- Paradigm: multi-paradigm
- Designed by: Manuel Serrano
- First appeared: 2006
- Stable release: 3.6.0 / June 26, 2025; 15 months ago
- Typing discipline: strong, dynamic
- License: GPL 2+
- Website: hop.inria.fr

Influenced by
- Scheme

= Hop (software) =

Hop is a Lisp-like programming language by Manuel Serrano for web 2.0 and also the name of the server (server and proxy) that implements this language. It is written in Bigloo Scheme. It is a project funded by INRIA.

==Language design==
Hop is a stratified language, which means that a single program file contains instructions for both the server and the client. The server executes CPU demanding computations and operations that require system privileges for accessing files or other resources. The clients (of which there may be many such as browsers, cell phones, etc.) are dedicated to executing actions related to the programming of the graphical user interfaces.
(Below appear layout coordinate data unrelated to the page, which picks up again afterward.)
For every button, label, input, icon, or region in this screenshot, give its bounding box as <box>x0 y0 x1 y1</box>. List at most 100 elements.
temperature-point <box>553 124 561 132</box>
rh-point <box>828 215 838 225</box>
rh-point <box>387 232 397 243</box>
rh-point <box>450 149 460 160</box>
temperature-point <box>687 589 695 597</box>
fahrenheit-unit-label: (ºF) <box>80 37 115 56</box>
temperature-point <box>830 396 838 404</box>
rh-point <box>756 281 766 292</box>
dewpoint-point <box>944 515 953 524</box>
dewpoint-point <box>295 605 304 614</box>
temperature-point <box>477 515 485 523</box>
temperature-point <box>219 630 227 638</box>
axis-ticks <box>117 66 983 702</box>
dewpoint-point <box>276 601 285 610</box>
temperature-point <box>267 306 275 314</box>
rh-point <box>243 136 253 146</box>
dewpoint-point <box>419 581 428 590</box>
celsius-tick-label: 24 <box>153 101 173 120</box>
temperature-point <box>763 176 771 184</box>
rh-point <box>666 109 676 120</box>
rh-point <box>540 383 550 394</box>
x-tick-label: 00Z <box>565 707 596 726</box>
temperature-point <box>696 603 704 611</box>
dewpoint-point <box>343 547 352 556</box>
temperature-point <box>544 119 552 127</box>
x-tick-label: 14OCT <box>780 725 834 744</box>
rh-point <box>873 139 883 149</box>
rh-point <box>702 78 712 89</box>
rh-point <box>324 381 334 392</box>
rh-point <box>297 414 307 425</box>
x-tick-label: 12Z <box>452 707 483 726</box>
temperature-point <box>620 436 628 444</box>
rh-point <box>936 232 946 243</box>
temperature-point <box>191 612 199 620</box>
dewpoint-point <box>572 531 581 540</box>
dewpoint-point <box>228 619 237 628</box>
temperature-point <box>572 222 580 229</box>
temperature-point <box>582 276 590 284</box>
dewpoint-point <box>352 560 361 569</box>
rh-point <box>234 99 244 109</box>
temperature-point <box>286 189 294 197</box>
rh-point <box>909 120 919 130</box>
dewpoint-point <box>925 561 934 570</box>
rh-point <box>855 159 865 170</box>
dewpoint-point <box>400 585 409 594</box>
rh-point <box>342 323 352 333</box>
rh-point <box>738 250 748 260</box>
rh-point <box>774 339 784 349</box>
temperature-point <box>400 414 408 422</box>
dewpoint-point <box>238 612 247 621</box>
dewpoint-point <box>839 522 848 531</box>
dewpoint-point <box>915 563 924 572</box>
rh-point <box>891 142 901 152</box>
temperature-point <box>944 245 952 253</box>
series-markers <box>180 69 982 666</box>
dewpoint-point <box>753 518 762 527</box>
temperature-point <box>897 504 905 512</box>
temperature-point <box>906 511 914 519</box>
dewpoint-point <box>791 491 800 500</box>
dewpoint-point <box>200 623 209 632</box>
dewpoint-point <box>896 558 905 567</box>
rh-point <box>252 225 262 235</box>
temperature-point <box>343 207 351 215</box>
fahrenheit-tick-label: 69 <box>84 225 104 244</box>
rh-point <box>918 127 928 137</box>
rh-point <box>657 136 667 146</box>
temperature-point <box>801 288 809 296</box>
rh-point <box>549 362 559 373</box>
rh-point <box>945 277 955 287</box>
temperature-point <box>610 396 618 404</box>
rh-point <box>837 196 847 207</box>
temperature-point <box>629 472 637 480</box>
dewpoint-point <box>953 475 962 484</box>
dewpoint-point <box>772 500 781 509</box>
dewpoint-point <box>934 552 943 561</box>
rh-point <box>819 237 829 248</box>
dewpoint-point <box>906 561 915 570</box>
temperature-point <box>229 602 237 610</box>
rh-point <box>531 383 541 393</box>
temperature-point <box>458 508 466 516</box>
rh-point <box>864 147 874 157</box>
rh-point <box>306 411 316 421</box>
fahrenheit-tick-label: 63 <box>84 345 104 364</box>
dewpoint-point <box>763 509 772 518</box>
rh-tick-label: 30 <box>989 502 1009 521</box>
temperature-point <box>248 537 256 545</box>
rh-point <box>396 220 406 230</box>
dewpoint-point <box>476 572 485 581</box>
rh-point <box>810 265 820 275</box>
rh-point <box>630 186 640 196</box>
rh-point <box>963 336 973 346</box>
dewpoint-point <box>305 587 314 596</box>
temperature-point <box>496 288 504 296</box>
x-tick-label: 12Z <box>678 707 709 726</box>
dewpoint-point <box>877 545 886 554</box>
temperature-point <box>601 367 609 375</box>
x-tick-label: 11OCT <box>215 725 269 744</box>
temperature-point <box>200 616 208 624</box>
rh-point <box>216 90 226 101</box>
(define-service (server-date) ; 1
  (current-date)) ; 2

(<HTML> ; 4
  (<BUTTON> ; 5
    :onclick ~(with-hop ($server-date) ; 6
                  (lambda (h) (alert h))) ; 7
      "Server time")) ; 8

The code snippet above illustrates a few concepts.
- The 8 lines of code define a complete program. Lines 1 and 2 result in a service definition on the server. Lines 4 through 8 result in an HTML page complete with JavaScript functions. It instructs a client (browser) to display a button with the label "Server time" and to send a request to the server when the user clicks on the button. Hop automatically generates all the instructions needed for the communication between the client and the server.
- Hop is based on Scheme. Therefore, a Hop program is essentially a list of words and/or lists that start and end with parentheses. For example "(HTML content)". "HTML" is the function name and "content" is the function parameter.
- Function names in Hop may contain characters other than letters and numbers. For example "<HTML>" is a valid name. Therefore, the syntax of Hop looks very similar to HTML (by design). The Hop expression "(<HTML> content)" is similar to the HTML expression "<HTML>content</HTML>".
- HTML parameters start with a colon; for example ":onclick".
- The $ character in "$server-date" indicates that the server should substitute the variable name "server-date" with the variable's value before sending the HTML to the client. This is very similar to how ASP and JSP work.
- The ~ character in ":onclick ~(...)" indicates that the client should process what is between the parentheses.
- The "with-hop" function in "(with-hop (...) (...))" is a special function that delegates work to the server and takes two parameters. The first parameter contains the request the client should send to the server asynchronously. The second parameter contains the callback function that the client should invoke when the response arrives from the server. "(lambda (h) (alert h))" is an anonymous function that takes a single input parameter "(h)", which contains the server response when the function is called. "(alert h)" is the function body.

==Issues==
Given its recent introduction, Hop currently exhibits a number of weaknesses.
- Security is weak. It is an area of active research.
- Network failures are currently handled through manually coded time-out and exception routines, this approach is labor-intensive and relatively unreliable.